Calvin and Starflower go back to public school tomorrow; he in third grade, she in first. She, being the most social being in our family (although in a family of hermits that isn't saying much!), is excited. He, being a Calvin, is a bit more reticent about it, although I think he's trying to act somewhat excited just because that's what he thinks he's "supposed" to do. I'm ambivalent and struggling with the whole idea.
I'm not going to kid myself and think it's great that they have an opportunity to "get an education" this way. The fact is, I don't think they'll learn anything useful, anything that they could not learn on their own, at their own pace, if given the opportunity. What they will learn is how to obey orders and conform. How to accept things and not ask questions. How to do endless, repetitive, rote-learning worksheets. How to prepare for and take standardized tests. How to cheer for "the team" no matter what. How to be shaped by artificial incentives and punishments.
I could go on and on, but by now you probably get the idea. I'm not a big fan of public schools in general. I'm a big fan of John Holt and John Taylor Gatto's ideas about learning and schools. I think unschooling, not just playing school at home complete with curriculum, but giving my children the freedom to learn what they want in the way that is best for them, is the best way for my children to learn.
I went to public school K-12. I was not aware of any other options. I was good at taking tests and getting good grades. I thought I enjoyed school. Now, twenty years later, I realize I was mostly wasting my time. I had a few good teachers: Dr. Hummel, who introduced me to the formal study of biology and who would jump up on the table waving his pointer sometimes during class. He was that excited about teaching. Mr Luebke taught a vague-sounding senior honors class called "Humanities Seminar" that sparked my interest and appreciation of the fine arts, literature, music, and architecture. And Mr. Thompson made band fun and encouraged excellence from everyone. I was voted Outstanding Senior Girl in Band, the one honor from my school career that I take some pride in. But I barely remember anything else. I didn't come out of any other classes eager to learn more about the subject. I had little interest in reading anything that wasn't assigned. And, most importantly, I did not know how to ask questions.

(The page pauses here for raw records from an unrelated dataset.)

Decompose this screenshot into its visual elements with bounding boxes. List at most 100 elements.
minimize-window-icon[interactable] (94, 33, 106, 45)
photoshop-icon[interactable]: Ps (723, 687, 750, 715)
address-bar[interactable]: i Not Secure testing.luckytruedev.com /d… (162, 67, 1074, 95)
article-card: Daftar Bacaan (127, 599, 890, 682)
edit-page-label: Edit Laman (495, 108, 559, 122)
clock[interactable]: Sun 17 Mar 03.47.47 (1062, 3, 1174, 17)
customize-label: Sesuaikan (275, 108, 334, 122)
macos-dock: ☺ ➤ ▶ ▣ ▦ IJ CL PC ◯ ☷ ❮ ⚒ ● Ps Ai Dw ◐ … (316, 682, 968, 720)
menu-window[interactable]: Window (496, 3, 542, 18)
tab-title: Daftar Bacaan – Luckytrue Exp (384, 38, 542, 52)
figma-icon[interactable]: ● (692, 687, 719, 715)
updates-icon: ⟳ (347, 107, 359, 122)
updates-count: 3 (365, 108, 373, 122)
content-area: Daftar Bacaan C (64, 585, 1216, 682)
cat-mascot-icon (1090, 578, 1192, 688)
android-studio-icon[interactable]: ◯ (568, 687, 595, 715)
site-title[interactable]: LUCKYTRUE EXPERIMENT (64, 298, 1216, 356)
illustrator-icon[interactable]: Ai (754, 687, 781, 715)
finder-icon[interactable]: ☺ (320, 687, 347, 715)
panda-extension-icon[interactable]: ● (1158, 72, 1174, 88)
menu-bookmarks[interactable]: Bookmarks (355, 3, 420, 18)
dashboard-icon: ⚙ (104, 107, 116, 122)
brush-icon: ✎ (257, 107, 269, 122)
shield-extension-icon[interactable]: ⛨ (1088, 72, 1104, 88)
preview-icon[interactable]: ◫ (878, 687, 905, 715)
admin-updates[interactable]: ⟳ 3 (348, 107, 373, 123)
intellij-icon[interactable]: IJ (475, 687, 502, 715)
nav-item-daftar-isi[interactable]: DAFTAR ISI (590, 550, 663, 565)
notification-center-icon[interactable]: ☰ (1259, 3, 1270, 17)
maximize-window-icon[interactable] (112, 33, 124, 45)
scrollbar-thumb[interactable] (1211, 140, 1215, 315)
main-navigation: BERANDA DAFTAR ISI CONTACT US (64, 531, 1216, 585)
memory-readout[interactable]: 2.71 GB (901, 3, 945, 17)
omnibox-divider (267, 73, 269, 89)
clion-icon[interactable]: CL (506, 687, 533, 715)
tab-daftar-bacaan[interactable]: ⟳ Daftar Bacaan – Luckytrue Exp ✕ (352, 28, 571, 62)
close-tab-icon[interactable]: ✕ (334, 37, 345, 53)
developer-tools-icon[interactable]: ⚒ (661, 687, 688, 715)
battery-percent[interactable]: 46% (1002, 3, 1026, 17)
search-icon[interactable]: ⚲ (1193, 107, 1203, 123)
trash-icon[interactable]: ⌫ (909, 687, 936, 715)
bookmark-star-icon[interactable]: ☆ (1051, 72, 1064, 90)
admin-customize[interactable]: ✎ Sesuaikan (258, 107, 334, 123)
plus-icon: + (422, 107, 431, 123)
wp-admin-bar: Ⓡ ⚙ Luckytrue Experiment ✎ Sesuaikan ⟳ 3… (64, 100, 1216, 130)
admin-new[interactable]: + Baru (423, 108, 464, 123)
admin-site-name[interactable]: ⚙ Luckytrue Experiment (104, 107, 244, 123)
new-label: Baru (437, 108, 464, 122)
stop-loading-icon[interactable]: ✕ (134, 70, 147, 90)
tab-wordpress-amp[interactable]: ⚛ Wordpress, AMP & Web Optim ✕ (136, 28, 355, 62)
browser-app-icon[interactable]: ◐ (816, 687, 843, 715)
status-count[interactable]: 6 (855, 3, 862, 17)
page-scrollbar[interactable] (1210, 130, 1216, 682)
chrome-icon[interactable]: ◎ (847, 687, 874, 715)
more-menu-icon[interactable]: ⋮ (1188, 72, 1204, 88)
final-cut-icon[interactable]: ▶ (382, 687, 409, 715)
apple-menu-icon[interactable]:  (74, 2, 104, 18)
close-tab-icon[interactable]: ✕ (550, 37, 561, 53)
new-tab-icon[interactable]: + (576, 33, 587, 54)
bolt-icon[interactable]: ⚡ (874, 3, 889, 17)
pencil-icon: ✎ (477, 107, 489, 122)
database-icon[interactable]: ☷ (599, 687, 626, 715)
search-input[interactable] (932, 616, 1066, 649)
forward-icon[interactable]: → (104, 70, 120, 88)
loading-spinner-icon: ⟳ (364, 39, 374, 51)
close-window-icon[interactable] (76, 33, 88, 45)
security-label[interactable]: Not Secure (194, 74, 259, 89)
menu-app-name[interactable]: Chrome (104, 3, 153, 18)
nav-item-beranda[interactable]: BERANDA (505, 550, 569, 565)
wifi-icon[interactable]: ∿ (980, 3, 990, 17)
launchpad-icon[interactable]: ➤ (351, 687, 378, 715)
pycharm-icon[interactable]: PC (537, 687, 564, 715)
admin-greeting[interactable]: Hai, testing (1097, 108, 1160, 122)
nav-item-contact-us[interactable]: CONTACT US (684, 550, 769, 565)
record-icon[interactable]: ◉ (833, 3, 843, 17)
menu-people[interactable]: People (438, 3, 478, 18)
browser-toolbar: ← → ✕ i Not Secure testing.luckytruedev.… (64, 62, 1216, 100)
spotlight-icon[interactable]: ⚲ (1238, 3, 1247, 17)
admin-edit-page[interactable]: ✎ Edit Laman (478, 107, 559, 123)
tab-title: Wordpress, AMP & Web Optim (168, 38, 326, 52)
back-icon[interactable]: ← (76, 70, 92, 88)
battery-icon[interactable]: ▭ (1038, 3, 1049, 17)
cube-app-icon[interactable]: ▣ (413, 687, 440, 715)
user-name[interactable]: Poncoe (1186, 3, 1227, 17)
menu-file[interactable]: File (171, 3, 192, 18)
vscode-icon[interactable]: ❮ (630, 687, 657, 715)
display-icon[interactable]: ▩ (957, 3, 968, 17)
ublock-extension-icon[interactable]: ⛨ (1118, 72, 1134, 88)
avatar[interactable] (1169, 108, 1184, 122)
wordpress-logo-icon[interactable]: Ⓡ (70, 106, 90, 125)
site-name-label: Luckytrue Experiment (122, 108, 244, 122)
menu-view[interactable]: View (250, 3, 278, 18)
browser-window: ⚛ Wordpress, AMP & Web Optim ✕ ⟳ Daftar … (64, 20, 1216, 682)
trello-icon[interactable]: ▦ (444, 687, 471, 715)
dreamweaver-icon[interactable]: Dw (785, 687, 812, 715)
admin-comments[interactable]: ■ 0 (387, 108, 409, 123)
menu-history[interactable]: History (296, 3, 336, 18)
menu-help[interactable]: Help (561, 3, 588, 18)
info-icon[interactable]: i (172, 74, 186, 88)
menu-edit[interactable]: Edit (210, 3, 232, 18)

So why don't I just take my kids out of school altogether? There are a lot of reasons, besides the fact that my retired teacher grandma and the rest of my school-supporting family would think I'd gone totally nuts. I think most of it has to do with the fact that I'm not there yet mentally, not having confidence enough in myself that the idea might actually work. Society kind of does that to a person to make them stay in line. Plus the fact that I work full time, and I would like to be the one to be there to guide their adventures.
I also think that our small town consolidated school district isn't really all bad. There are some well-meaning teachers who genuinely care about the children and want them to do their best, who feel overwhelmed by the demands to prepare for standardized tests and cater to the students with learning difficulties. And I think my children are smart enough to see through the empty praise and false incentives; they are there to learn and they get bored quickly doing the same things over and over.
And, they only have to be in school seven hours a day, five days a week. The rest of the time is theirs to explore, to be kids, and to do what they've been doing all summer. So they are unschooling in a sense, when they're not in school. Maybe some day we'll be ready to take the next step.